Add to that the immense amount of money the district spent, Mr. Perna said, from its fund balance during the Covid-19 pandemic. Supplies, equipment, and supportive programming for the students all came out of that fund balance, as the operating budget had already been set in stone the prior year.

Had the district not depleted its surplus, Montauk would be in a better place now. “We had the auditors telling us one thing, but the accountants telling us another thing,” Mr. Perna said.

This year’s over-the-cap budget plan in Montauk will need a supermajority of at least 60-percent voter approval in order to pass. Even a single vote can sway the outcome, which is what happened when the Bridgehampton School District passed its 2021-22 budget on the second try that year. The Springs and Wainscott School Districts are also seeking to override the state tax cap this year.

“In my experience, the community has always been very supportive,” said Mr. Perna, who will retire in June after 50 years with the Montauk School District. “I did pass, once, a 16-percent increase — years ago, about 15 years ago — prior to the tax cap. I’m hoping that the community is supportive again.”

Like other local districts, Montauk is being hit hard by interest rates on routine borrowing — what used to be a $40,000 expenditure will double next year — and on employees’ health insurance, which is slated to rise by more than $600,000. That’s an increase of nearly 28 percent.

The budget adds about $8,000 for the supplies for the school’s Enrichment for All program, bringing the total cost up to $11,000. Spending on services like special-education evaluations, speech therapy, and occupational therapy is also rising. There’s about $229,000 more for busing, up to $1.66 million, which includes pay raises for the bus drivers.

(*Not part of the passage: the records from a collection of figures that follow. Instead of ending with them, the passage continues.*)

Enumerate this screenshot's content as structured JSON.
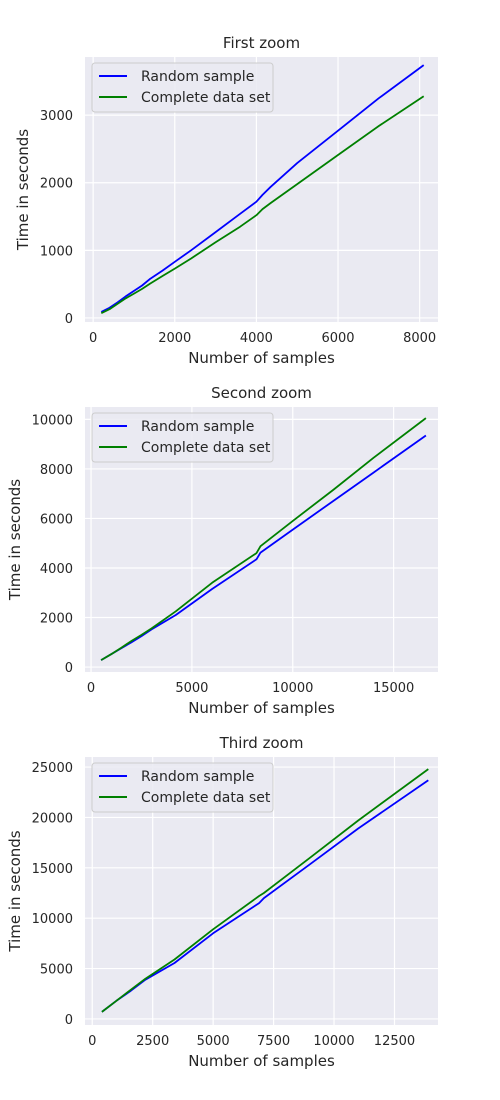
{
  "chart_data": [
    {
      "type": "line",
      "title": "First zoom",
      "xlabel": "Number of samples",
      "ylabel": "Time in seconds",
      "xlim": [
        -200,
        8450
      ],
      "ylim": [
        -60,
        3860
      ],
      "xticks": [
        0,
        2000,
        4000,
        6000,
        8000
      ],
      "yticks": [
        0,
        1000,
        2000,
        3000
      ],
      "grid": true,
      "legend_position": "top-left",
      "series": [
        {
          "name": "Random sample",
          "color": "#0000ff",
          "x": [
            200,
            400,
            600,
            800,
            1000,
            1200,
            1400,
            1700,
            2000,
            2400,
            3000,
            3600,
            4000,
            4150,
            4350,
            5000,
            6000,
            7000,
            8100
          ],
          "y": [
            90,
            150,
            230,
            320,
            400,
            480,
            580,
            700,
            830,
            1000,
            1270,
            1540,
            1720,
            1820,
            1940,
            2290,
            2770,
            3250,
            3740
          ]
        },
        {
          "name": "Complete data set",
          "color": "#008000",
          "x": [
            200,
            400,
            600,
            800,
            1000,
            1200,
            1400,
            1700,
            2000,
            2400,
            3000,
            3600,
            4000,
            4150,
            4350,
            5000,
            6000,
            7000,
            8100
          ],
          "y": [
            70,
            130,
            210,
            290,
            360,
            430,
            510,
            620,
            730,
            880,
            1120,
            1350,
            1520,
            1610,
            1700,
            1980,
            2410,
            2840,
            3280
          ]
        }
      ]
    },
    {
      "type": "line",
      "title": "Second zoom",
      "xlabel": "Number of samples",
      "ylabel": "Time in seconds",
      "xlim": [
        -300,
        17200
      ],
      "ylim": [
        -200,
        10500
      ],
      "xticks": [
        0,
        5000,
        10000,
        15000
      ],
      "yticks": [
        0,
        2000,
        4000,
        6000,
        8000,
        10000
      ],
      "grid": true,
      "legend_position": "top-left",
      "series": [
        {
          "name": "Random sample",
          "color": "#0000ff",
          "x": [
            500,
            1000,
            1500,
            2000,
            2500,
            3000,
            4200,
            6000,
            8200,
            8400,
            10000,
            12000,
            14000,
            16600
          ],
          "y": [
            280,
            520,
            760,
            1000,
            1250,
            1520,
            2100,
            3150,
            4350,
            4620,
            5550,
            6700,
            7850,
            9350
          ]
        },
        {
          "name": "Complete data set",
          "color": "#008000",
          "x": [
            500,
            1000,
            1500,
            2000,
            2500,
            3000,
            4200,
            6000,
            8200,
            8400,
            10000,
            12000,
            14000,
            16600
          ],
          "y": [
            280,
            520,
            780,
            1050,
            1300,
            1560,
            2250,
            3400,
            4600,
            4880,
            5900,
            7150,
            8450,
            10050
          ]
        }
      ]
    },
    {
      "type": "line",
      "title": "Third zoom",
      "xlabel": "Number of samples",
      "ylabel": "Time in seconds",
      "xlim": [
        -300,
        14300
      ],
      "ylim": [
        -600,
        26000
      ],
      "xticks": [
        0,
        2500,
        5000,
        7500,
        10000,
        12500
      ],
      "yticks": [
        0,
        5000,
        10000,
        15000,
        20000,
        25000
      ],
      "grid": true,
      "legend_position": "top-left",
      "series": [
        {
          "name": "Random sample",
          "color": "#0000ff",
          "x": [
            400,
            1000,
            1600,
            2200,
            3400,
            5000,
            6900,
            7100,
            9000,
            11000,
            13900
          ],
          "y": [
            700,
            1800,
            2800,
            3900,
            5550,
            8500,
            11500,
            12000,
            15350,
            18900,
            23700
          ]
        },
        {
          "name": "Complete data set",
          "color": "#008000",
          "x": [
            400,
            1000,
            1600,
            2200,
            3400,
            5000,
            6900,
            7100,
            9000,
            11000,
            13900
          ],
          "y": [
            700,
            1800,
            2900,
            4000,
            5900,
            8900,
            12200,
            12500,
            16000,
            19700,
            24800
          ]
        }
      ]
    }
  ]
}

In all, the $22.73 million budget includes a year-over-year spending increase of 8.1 percent, or $1.7 million. Taxes on an average single-family house would rise by about $96 for the year.

“We’re being optimistic,” Mr. Perna said. “We understand what it’s doing to everybody, but even inflation alone, that’s hitting us just as much as it’s hitting everyone else.”

A public hearing on the budget is planned for Tuesday at 6 p.m. in the school library.